Ari shook the idea aside and stepped out into the sunlight of the chapel grounds, answering the call as she did so, trying to ignore Gwen and her strangeness, trying not to think about Simon or the du Lacs. Or Jason for that matter. She didn’t like any of this and the creeping feeling of being manipulated from all sides was overwhelming. Once again, she reminded herself that she should never have come back to Sainte Sirène. ‘Hello?’
‘Dr Walker? Professor Carmichael-Danbury here. Apologies for interrupting you, but we’ve just heard your incredible news. I wanted to assure you that there is no issue whatsoever at our end.’

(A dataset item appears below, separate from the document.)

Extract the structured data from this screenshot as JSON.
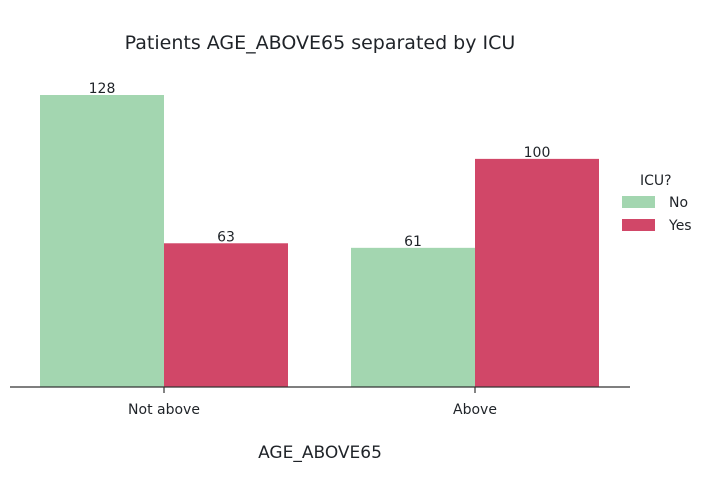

What was her boss doing phoning her? What news? He’d always struck her as distant and somewhat pompous. Exactly the type of man you’d expect to be headmaster at a school like Gray’s College. A self-important stuffed shirt, she’d called him once, carefully out of his hearing.
‘Professor?’
‘Call me Roger, my dear girl. Call me Roger.’ He’d never sounded quite so friendly, or delighted with her. ‘Why, the endowment of course. And such a generous one. You stay there as long as you need to. An expert like you is bound to be in demand. We always understood that.’